Ketika saya berusia dua puluhan, saya memiliki seorang profesor seni lukis yang mengatakan dua hal yang tidak akan pernah saya lupakan. Yang pertama adalah: 'Jika Anda membuat gambar dengan tangan kanan Anda, dan Anda menjadi sangat baik sehingga Anda bisa melakukannya dengan mata tertutup, segera ganti menggambar dengan tangan kiri Anda, karena Anda mengulang-ulang dan itu sangat buruk bagi kreativitas. Anda akan menyenangkan pasar, tetapi itu bukan seni lagi.
Hal kedua: “Ketika Anda menemukan media dan satu ide, tetaplah berpegang pada itu, dan jika Anda memiliki dua ide, Anda adalah seorang jenius, tetapi berhati-hatilah untuk mempertahankan ide yang bagus.
Pada saat itu saya adalah seorang pelukis, tetapi saya mulai bekerja dengan suara. Melalui suara, saya mendapatkan tubuh, dan begitu saya berdiri di depan umum, saya langsung tahu bahwa [tubuh] adalah media saya dan tidak ragu bahwa itu adalah satu-satunya bentuk seni non-materi yang bisa saya gunakan.
Tapi itu terjadi pada tahun 1970-an. Mereka tidak menganggap itu adalah seni. Tidak terpikirkan untuk menjual karya seni saya pada waktu itu... Saya tidak mendapatkan kesuksesan untuk waktu yang lama; Saya menyadari bahwa kesuksesan datang dan pergi. Anda tidak boleh berpikir bahwa Anda adalah seorang jenius, dan Anda harus berhati-hati dengan ego Anda, karena ego adalah hambatan terbesar bagi seorang seniman. Karya itu penting, bukan diri Anda sendiri.
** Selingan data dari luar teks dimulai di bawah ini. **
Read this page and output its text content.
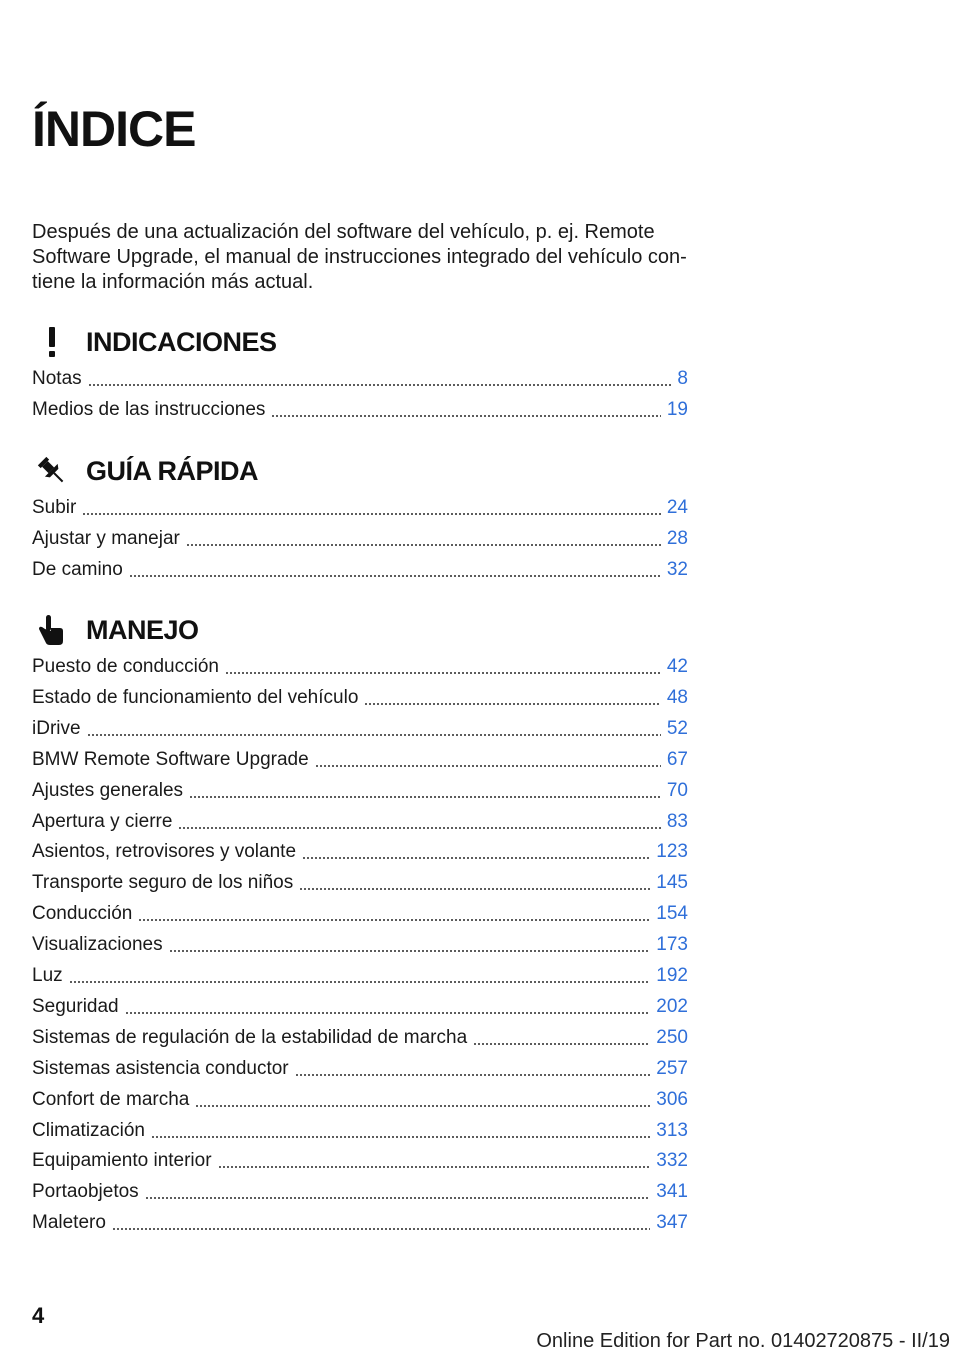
ÍNDICE

Después de una actualización del software del vehículo, p. ej. Remote

Software Upgrade, el manual de instrucciones integrado del vehículo con‐

tiene la información más actual.

INDICACIONES
Notas	8
Medios de las instrucciones	19
GUÍA RÁPIDA
Subir	24
Ajustar y manejar	28
De camino	32
MANEJO
Puesto de conducción	42
Estado de funcionamiento del vehículo	48
iDrive	52
BMW Remote Software Upgrade	67
Ajustes generales	70
Apertura y cierre	83
Asientos, retrovisores y volante	123
Transporte seguro de los niños	145
Conducción	154
Visualizaciones	173
Luz	192
Seguridad	202
Sistemas de regulación de la estabilidad de marcha	250
Sistemas asistencia conductor	257
Confort de marcha	306
Climatización	313
Equipamiento interior	332
Portaobjetos	341
Maletero	347
4
Online Edition for Part no. 01402720875 - II/19
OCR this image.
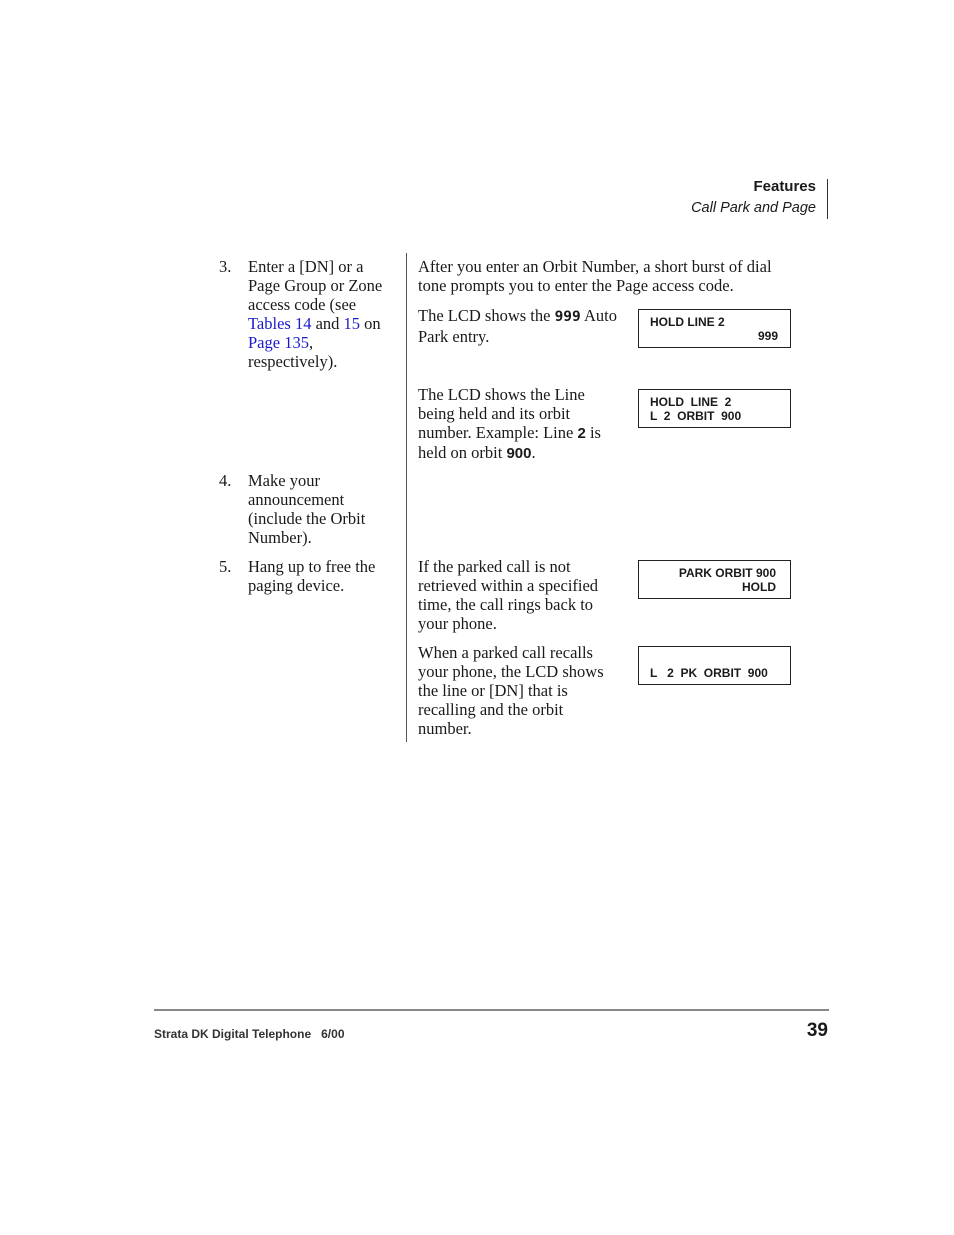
Features
Call Park and Page
3.	Enter a [DN] or a Page Group or Zone access code (see Tables 14 and 15 on
Page 135, respectively).
4.	Make your announcement (include the Orbit Number).
5.	Hang up to free the paging device.
After you enter an Orbit Number, a short burst of dial tone prompts you to enter the Page access code.
The LCD shows the 999 Auto Park entry.
The LCD shows the Line being held and its orbit number. Example: Line 2 is held on orbit 900.
If the parked call is not retrieved within a specified time, the call rings back to your phone.
When a parked call recalls your phone, the LCD shows the line or [DN] that is recalling and the orbit number.
HOLD LINE 2
999
HOLD  LINE  2
L  2  ORBIT  900
PARK ORBIT 900
HOLD
L   2  PK  ORBIT  900
Strata DK Digital Telephone   6/00	39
Apa yang diberikan oleh performance art kepada Anda yang tidak dapat diberikan oleh media seni lain?
Saya melukis dengan penuh semangat, membuat lukisan-lukisan berukuran besar. Suatu hari ketika saya sedang melukis awan, saya melihat ke langit. Tidak ada awan dan pesawat militer melintas. Jejak mereka membuat gambar yang indah di udara, dan kemudian mereka menghilang, dan langit menjadi biru lagi.
Saya pergi ke pangkalan militer dan bertanya apakah saya bisa mendapatkan 25 pesawat untuk melukis langit. Mereka menelepon ayah saya dan mengatakan bahwa saya gila dan menyuruh saya pulang. Pada saat itu, saya mengerti bahwa saya bisa membuat karya seni dengan tanah, api, tubuh, air. Semuanya. Saya tidak perlu pergi ke studio lagi.
Dalam karya performance art di awal karier Anda, ada banyak energi dan bahkan kekerasan. Seiring berjalannya waktu, Anda berkembang ke dalam keheningan tertentu. Bisakah Anda mengomentari ketegangan yang muncul dalam karya-karya yang berbeda ini?
Pada akhir tahun 60-an, kami menyebutnya 'Seni tubuh'. Tubuh adalah tempat di mana segala sesuatunya terjadi. Ketika saya mulai, saya akan pergi ke rumah sakit dan melihat proses operasi pinggul, jantung, tulang belakang yang berlangsung selama berjam-jam. Saya ingin melihat seperti apa tubuh itu. Semua orang melihat ini sebagai bentuk masokisme. Tapi saya benci rasa sakit. Saya menghadapi situasi yang sulit dan kita semua takut akan rasa sakit, kematian, dan penderitaan.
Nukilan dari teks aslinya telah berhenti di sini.